Concretely 1), but indirectly 2) (sort of). This relates to your "why keep going after discount zero" question. Abstracting portions of complex (PO)MDPs can help you solve constant-discount (PO)MDPs more efficiently but that is very dependent on how you do so. How to learn/find good options is a (very) active area of research but also a very difficult question to answer (in fact, just asking the right question seems to be challenging) [1-7]. I'm interested in broadening the class of problems we can define so that we can more easily play around with these types of abstractions.
As for the discount=0 question, the optimization can still optimize states before or after the discount=0 area, it just will have truncated returns for trajectories that go through it. For an online agent, it doesn't change anything but how it updates its value function. It makes more sense to think of it in a setting where there is some higher-order goal imposed by you the designer or even some other parts of your decision making system. Maybe you would like to learn/fit a policy that is more cautious than "rationally" needed (in the expected value sense), say, in the case of a self-driving car. Effectively, this treats these states as terminal states as far as the value function is concerned, but in reality, your agent might still keep going. Should you stop collecting data in that case? You should definitely keep going since you would want your agent to learn how to correct and steer back to somewhere "safe" but you don't want the agent to associate any future rewards to the decisions that led it to a "bad" state. It's probably apparent but my perspective is mostly from an online setting but I believe it is still somewhat relevant to the offline case.

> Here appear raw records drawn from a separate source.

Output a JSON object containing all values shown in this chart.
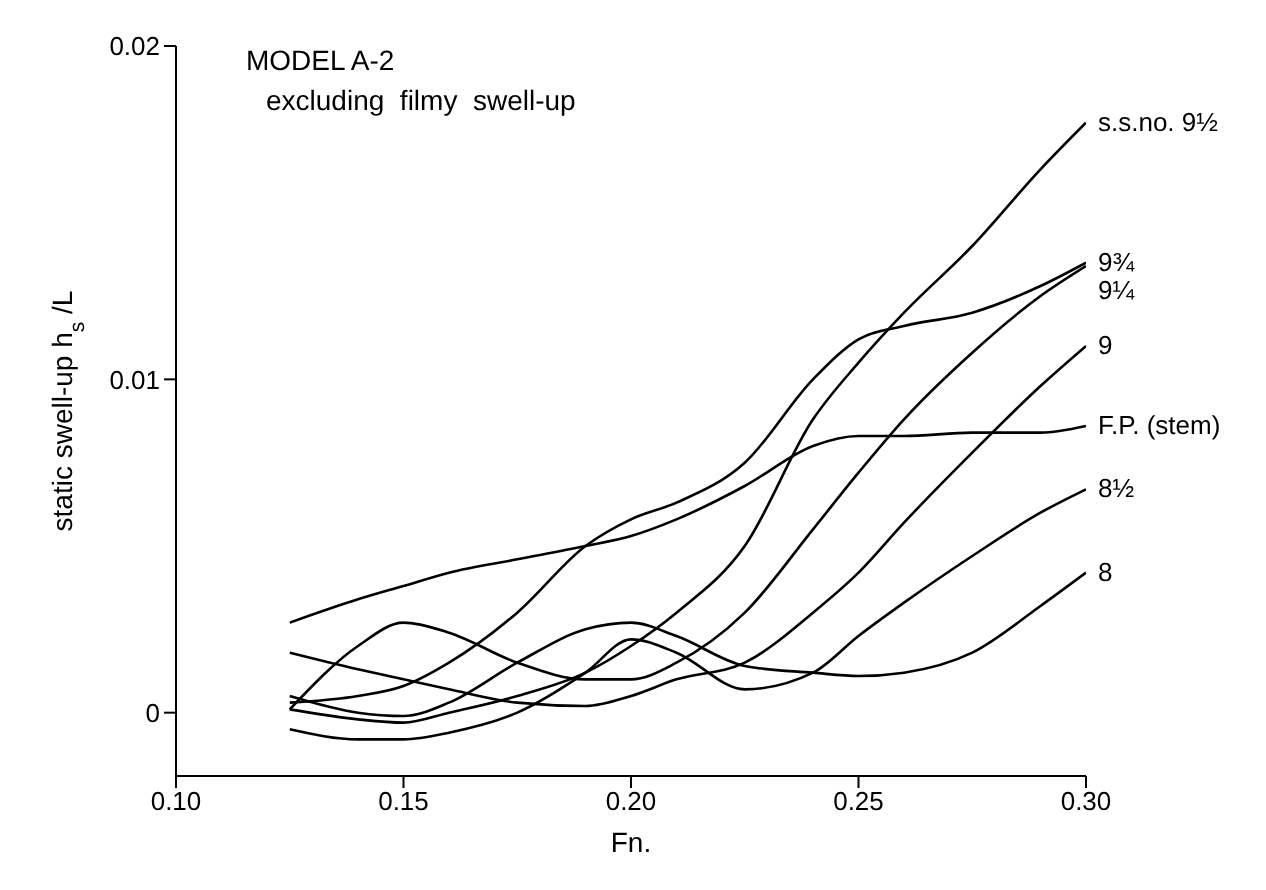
{
  "chart_data": {
    "type": "line",
    "title": "MODEL  A-2",
    "subtitle": "excluding  filmy  swell-up",
    "xlabel": "Fn.",
    "ylabel": "static swell-up    h$_{s}$/L",
    "x": [
      0.125,
      0.14,
      0.15,
      0.16,
      0.175,
      0.19,
      0.2,
      0.21,
      0.225,
      0.24,
      0.25,
      0.26,
      0.275,
      0.29,
      0.3
    ],
    "series": [
      {
        "name": "s.s.no. 9½",
        "color": "#000000",
        "values": [
          0.0001,
          -0.0002,
          -0.0003,
          0.0,
          0.0005,
          0.0012,
          0.002,
          0.003,
          0.005,
          0.0088,
          0.0105,
          0.012,
          0.014,
          0.0163,
          0.0177
        ]
      },
      {
        "name": "9¾",
        "color": "#000000",
        "values": [
          0.0003,
          0.0005,
          0.0008,
          0.0015,
          0.003,
          0.005,
          0.0058,
          0.0063,
          0.0075,
          0.01,
          0.0112,
          0.0116,
          0.012,
          0.0128,
          0.0135
        ]
      },
      {
        "name": "9¼",
        "color": "#000000",
        "values": [
          0.0001,
          0.002,
          0.0027,
          0.0024,
          0.0015,
          0.001,
          0.001,
          0.0015,
          0.003,
          0.0055,
          0.0072,
          0.0088,
          0.0108,
          0.0125,
          0.0134
        ]
      },
      {
        "name": "9",
        "color": "#000000",
        "values": [
          0.0018,
          0.0013,
          0.001,
          0.0007,
          0.0003,
          0.0002,
          0.0005,
          0.001,
          0.0015,
          0.003,
          0.0042,
          0.0057,
          0.0078,
          0.0098,
          0.011
        ]
      },
      {
        "name": "F.P. (stem)",
        "color": "#000000",
        "values": [
          0.0027,
          0.0034,
          0.0038,
          0.0042,
          0.0046,
          0.005,
          0.0053,
          0.0058,
          0.0068,
          0.008,
          0.0083,
          0.0083,
          0.0084,
          0.0084,
          0.0086
        ]
      },
      {
        "name": "8½",
        "color": "#000000",
        "values": [
          -0.0005,
          -0.0008,
          -0.0008,
          -0.0006,
          0.0,
          0.0012,
          0.0022,
          0.0018,
          0.0007,
          0.0012,
          0.0023,
          0.0033,
          0.0047,
          0.006,
          0.0067
        ]
      },
      {
        "name": "8",
        "color": "#000000",
        "values": [
          0.0005,
          0.0,
          -0.0001,
          0.0003,
          0.0015,
          0.0025,
          0.0027,
          0.0023,
          0.0014,
          0.0012,
          0.0011,
          0.0012,
          0.0018,
          0.0032,
          0.0042
        ]
      }
    ],
    "xlim": [
      0.1,
      0.3
    ],
    "xticks": [
      {
        "value": 0.1,
        "label": "0.10"
      },
      {
        "value": 0.15,
        "label": "0.15"
      },
      {
        "value": 0.2,
        "label": "0.20"
      },
      {
        "value": 0.25,
        "label": "0.25"
      },
      {
        "value": 0.3,
        "label": "0.30"
      }
    ],
    "ylim": [
      -0.0019,
      0.02
    ],
    "yticks": [
      0,
      0.01,
      0.02
    ],
    "grid": false,
    "legend": false,
    "marker": "none",
    "line_style": "solid"
  }
}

For the record, I think it is completely warranted to be cautious/nervous to extend the core API like this! I currently think it is a good idea but I am by no means certain. I think prototyping ports for some of the other POMDPs*.jl and solvers before committing would be wise (if ever we decide to go down that route).
Disclaimer: I was just looking for a specific paper but the number of relevant papers that showed up in the search results was too large to not spam them here ;)
[1] Bacon, Pierre-Luc, Jean Harb, and Doina Precup. "The option-critic architecture." Thirty-First AAAI Conference on Artificial Intelligence. 2017.
[2] Tiwari, Saket, and Philip S. Thomas. "Natural option critic." Proceedings of the AAAI Conference on Artificial Intelligence. Vol. 33. 2019.
[3] Vezhnevets, Alexander Sasha, et al. "Feudal networks for hierarchical reinforcement learning." Proceedings of the 34th International Conference on Machine Learning-Volume 70. JMLR. org, 2017.
[4] Harutyunyan, Anna, et al. "The Termination Critic." arXiv preprint arXiv:1902.09996 (2019).
[5] Konidaris, George, and Andrew G. Barto. "Building Portable Options: Skill Transfer in Reinforcement Learning." IJCAI. Vol. 7. 2007.
[6] Liu, Miao, et al. "The eigenoption-critic framework." arXiv preprint arXiv:1712.04065 (2017).
[7] Jain, Arushi, Khimya Khetarpal, and Doina Precup. "Safe option-critic: Learning safety in the option-critic architecture." arXiv preprint arXiv:1807.08060 (2018).